Desinformación, propaganda y noticias falsas constituyen una práctica que tiene sus raíces en la Revolución Rusa y en la doctrina del leninismo. Durante la Guerra Fría, ambos bloques la convirtieron en un instrumento poderoso de la lucha ideológica. Lo nuevo, ahora, es la facilidad con que se puede producir y diseminar desinformación a través de las redes sociales.
La injerencia de Rusia en las elecciones presidenciales de los EEUU, en el Brexit o en el ilegal referéndum de Cataluña, fue una llamada de alerta que puso en evidencia las intenciones del Kremlin de desacreditar y debilitar las instituciones democráticas occidentales mediante la fabricación de noticias falsas o la divulgación de noticias semiverdaderas. Estos hechos demostraron que, cuando hay una estrategia política detrás de una noticia falsa, nos encontramos ante el empleo de la desinformación como arma propia de la guerra híbrida.
Desde que se comprobó la injerencia virtual de Rusia en los procesos electorales y referendos, la UE y sus Estados miembros han desarrollado planes de acción y organismos cuyo principal objetivo es desenmascarar cuentas falsas vinculadas a Rusia (y a otros países), bloquear fuentes de mala reputación y ajustar algoritmos para limitar la exposición pública a noticias falsas y engañosas. Pero resulta imposible controlar miles de millones de mensajes diarios en Facebook, Twitter, WhatsApp, Telegram, etc., en 28 países y 24 idiomas oficiales. Los más optimistas sostienen que es una cuestión de tiempo que se creen los algoritmos para evitar cualquier exposición pública a noticias falsas.

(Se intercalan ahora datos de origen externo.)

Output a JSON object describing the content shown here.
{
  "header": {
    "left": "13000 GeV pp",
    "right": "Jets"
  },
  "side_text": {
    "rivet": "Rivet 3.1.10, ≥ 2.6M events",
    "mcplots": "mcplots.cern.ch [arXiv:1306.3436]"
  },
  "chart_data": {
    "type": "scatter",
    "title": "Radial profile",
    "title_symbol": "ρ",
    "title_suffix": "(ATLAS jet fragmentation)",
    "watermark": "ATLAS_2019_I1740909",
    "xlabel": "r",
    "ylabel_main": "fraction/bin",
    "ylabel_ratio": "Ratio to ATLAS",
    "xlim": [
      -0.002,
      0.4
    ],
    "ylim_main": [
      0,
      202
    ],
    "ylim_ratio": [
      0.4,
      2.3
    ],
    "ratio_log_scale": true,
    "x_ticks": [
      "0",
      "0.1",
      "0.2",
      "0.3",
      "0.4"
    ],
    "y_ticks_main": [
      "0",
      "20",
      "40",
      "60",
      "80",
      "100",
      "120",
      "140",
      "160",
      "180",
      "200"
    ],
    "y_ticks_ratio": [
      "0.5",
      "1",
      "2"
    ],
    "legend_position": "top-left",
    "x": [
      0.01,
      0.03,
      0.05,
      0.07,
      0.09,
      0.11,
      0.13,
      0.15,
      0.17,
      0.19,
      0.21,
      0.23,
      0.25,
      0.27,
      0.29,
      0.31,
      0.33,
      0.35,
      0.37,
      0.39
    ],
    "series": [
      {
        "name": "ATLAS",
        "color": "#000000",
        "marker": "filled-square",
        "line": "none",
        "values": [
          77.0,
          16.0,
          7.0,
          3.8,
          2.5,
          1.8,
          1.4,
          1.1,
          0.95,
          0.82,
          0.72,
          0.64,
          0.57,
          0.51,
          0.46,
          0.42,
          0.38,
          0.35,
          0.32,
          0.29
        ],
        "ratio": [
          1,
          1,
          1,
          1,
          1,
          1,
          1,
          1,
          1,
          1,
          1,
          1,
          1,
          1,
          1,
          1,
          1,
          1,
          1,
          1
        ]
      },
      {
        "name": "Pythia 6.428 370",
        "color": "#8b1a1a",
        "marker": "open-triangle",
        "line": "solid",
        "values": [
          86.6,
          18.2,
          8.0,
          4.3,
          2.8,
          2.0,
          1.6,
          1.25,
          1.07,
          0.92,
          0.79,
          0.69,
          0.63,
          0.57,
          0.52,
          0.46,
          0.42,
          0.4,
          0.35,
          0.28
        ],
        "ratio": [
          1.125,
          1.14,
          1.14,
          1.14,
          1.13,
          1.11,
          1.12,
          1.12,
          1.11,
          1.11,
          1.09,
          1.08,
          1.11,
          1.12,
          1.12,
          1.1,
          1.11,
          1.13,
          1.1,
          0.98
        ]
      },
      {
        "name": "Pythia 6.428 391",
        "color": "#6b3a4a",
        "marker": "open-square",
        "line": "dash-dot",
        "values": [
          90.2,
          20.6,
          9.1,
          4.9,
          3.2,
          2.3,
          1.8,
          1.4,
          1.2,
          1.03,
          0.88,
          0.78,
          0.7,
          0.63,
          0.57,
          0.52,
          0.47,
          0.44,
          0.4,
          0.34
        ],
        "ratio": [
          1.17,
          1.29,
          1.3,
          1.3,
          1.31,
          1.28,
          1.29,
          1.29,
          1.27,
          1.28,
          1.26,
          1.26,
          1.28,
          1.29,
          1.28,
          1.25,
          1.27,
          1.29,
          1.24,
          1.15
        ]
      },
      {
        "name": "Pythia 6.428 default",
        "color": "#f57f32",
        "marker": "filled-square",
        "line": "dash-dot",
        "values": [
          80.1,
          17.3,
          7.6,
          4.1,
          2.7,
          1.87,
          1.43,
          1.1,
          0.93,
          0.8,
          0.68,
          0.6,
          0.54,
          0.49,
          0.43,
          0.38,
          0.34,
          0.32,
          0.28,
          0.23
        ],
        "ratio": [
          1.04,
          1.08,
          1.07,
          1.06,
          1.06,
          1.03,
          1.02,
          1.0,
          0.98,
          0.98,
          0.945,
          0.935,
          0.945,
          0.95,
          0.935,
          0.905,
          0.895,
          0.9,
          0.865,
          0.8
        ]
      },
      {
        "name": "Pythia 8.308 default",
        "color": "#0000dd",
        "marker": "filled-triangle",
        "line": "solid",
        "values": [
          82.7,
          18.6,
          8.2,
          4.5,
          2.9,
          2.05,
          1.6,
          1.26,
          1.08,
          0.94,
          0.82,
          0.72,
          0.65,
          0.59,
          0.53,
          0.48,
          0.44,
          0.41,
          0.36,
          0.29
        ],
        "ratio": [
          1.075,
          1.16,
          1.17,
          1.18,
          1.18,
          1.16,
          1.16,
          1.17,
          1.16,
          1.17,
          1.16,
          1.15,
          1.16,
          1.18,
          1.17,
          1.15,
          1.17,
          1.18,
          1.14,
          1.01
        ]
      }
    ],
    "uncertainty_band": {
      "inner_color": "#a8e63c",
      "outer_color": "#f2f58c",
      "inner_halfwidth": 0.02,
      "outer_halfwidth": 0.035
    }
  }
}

Sin duda se trata de pasos necesarios e importantes, y es innegable que los países occidentales están liderando la lucha contra la desinformación, pero también que se fían poco de la capacidad crítica de sus ciudadanos. Supone un tácito reconocimiento del vacío existente en la interacción entre gobiernos y los gobernados, de la pasividad y desconexión entre la mayoría de los ciudadanos y sus líderes políticos. Los ciudadanos gamberros e irresponsables son un blanco fácil para la desinformación. No deberían esperar del Estado o de la UE que les protejan de ser tontos. Un Estado democrático debería fomentar la responsabilidad individual de cada uno de sus ciudadanos, así como su capacidad de decidir por sí mismos lo que es falso o no, porque ese tipo de ciudadanos ha representado y representará siempre la principal defensa de las libertades.